その日は九月半ばで夏も終わり、秋が始まる季節だっていうのに、とても暑かったのを今でも覚えている。
俺って昔から暑いところが苦手なんだ。
それで気分転換に外に出ようと考えたのが事の発端だった。
だけど普通に夜道を出歩くのはありきたりでしょう?
だから蝙蝠の姿になって夜の空を散歩しようと思ったんだ。
蝙蝠に変身して、部屋の窓から夜空へ飛んだ。
向かい風が気持ち好くて、小さな体で翼を動かしていたら、突然巻き起こった突風によって吹き飛ばされてしまったんだ。
でも、事はそれだけでは終わらなくて、風に吹き飛ばされた俺は地面に落ちるその過程で電線に引っかかったり、勢いよく電柱にぶつかるしで散々だった。
ちょっとの間気絶していた時、そこで優に出会った。その時は蝙蝠で、人間にとって気味悪がられても仕様のない姿をしていたのに、だけど優は違った。
躊躇いなく俺を拾い上げると部屋に入れて傷が出来た翼を懐抱してくれたんだ。
そこからだ。俺は優が気になって、気がついたらいつも優のことを目線で追って、顔を見ない時は今頃何をしているのかと考えるようになっていた。
優に恋をしたのなら、この容姿を使って同族にすることが一番手っ取り早い。
だけど悲しいかな。優は生まれつきなのか体が丈夫じゃないんだ。
人間から吸血鬼になると、少なからずとも一日、二日は送り込まれた魔力と吸血鬼のウイルスで三十八度近くの高熱を出し、風邪のような症状になる。

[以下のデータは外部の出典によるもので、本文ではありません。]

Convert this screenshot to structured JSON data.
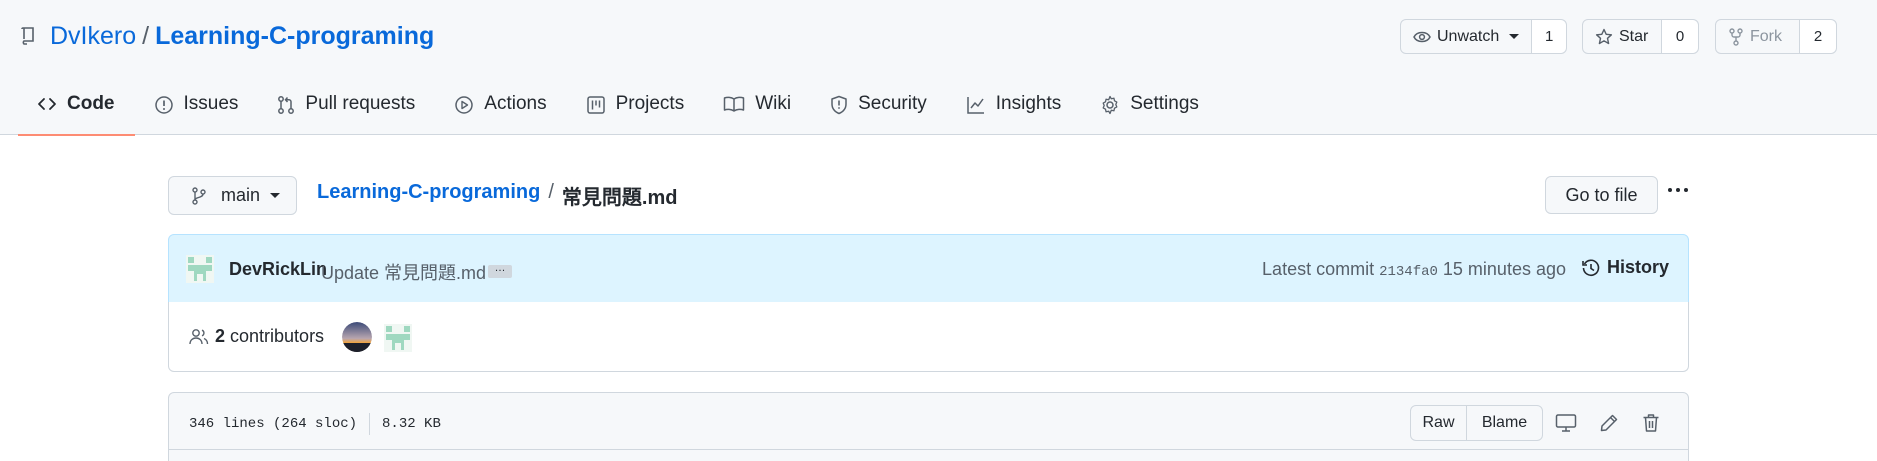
{
  "repo": {
    "owner": "DvIkero",
    "separator": "/",
    "name": "Learning-C-programing"
  },
  "header_actions": {
    "watch_label": "Unwatch",
    "watch_count": "1",
    "star_label": "Star",
    "star_count": "0",
    "fork_label": "Fork",
    "fork_count": "2"
  },
  "tabs": [
    {
      "label": "Code",
      "icon": "code-icon",
      "selected": true
    },
    {
      "label": "Issues",
      "icon": "issue-icon"
    },
    {
      "label": "Pull requests",
      "icon": "pull-request-icon"
    },
    {
      "label": "Actions",
      "icon": "play-icon"
    },
    {
      "label": "Projects",
      "icon": "project-icon"
    },
    {
      "label": "Wiki",
      "icon": "book-icon"
    },
    {
      "label": "Security",
      "icon": "shield-icon"
    },
    {
      "label": "Insights",
      "icon": "graph-icon"
    },
    {
      "label": "Settings",
      "icon": "gear-icon"
    }
  ],
  "file_nav": {
    "branch": "main",
    "repo_link": "Learning-C-programing",
    "separator": "/",
    "file_name": "常見問題.md",
    "go_to_file": "Go to file"
  },
  "commit": {
    "author": "DevRickLin",
    "message": "Update 常見問題.md",
    "ellipsis": "…",
    "latest_label": "Latest commit",
    "sha": "2134fa0",
    "time": "15 minutes ago",
    "history_label": "History"
  },
  "contributors": {
    "count": "2",
    "label": "contributors"
  },
  "file_info": {
    "lines": "346 lines (264 sloc)",
    "size": "8.32 KB",
    "raw_label": "Raw",
    "blame_label": "Blame"
  },
  "colors": {
    "link": "#0969da",
    "tab_underline": "#fd8c73",
    "commit_bg": "#ddf4ff",
    "border": "#d0d7de"
  }
}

ただでさえ、優は体が弱くてすぐ高熱を出すのに、もし、優に吸血鬼のウイルスを送ったりなんかしたら、とても大変なことになる。
俺のわがままで優を殺しかねないんだ。
だから俺は優を同族にすることを諦めた。
ーーとはいえ、両想いになることは諦めてないよ。
なんとかアプローチして、俺が誰よりも魅力的だって優に知ってもらうんだ。そして晴れて優と恋人同士になって、俺なしじゃいられないようにする!
だけどね、淫魔の力を使うのは嫌だ。欲望を掻き乱してまで優を操作なんてしたくない。
そんなの少しも嬉しくない。
やっぱり、俺そのものに魅力を感じてもらわなきゃ意味がないんだ。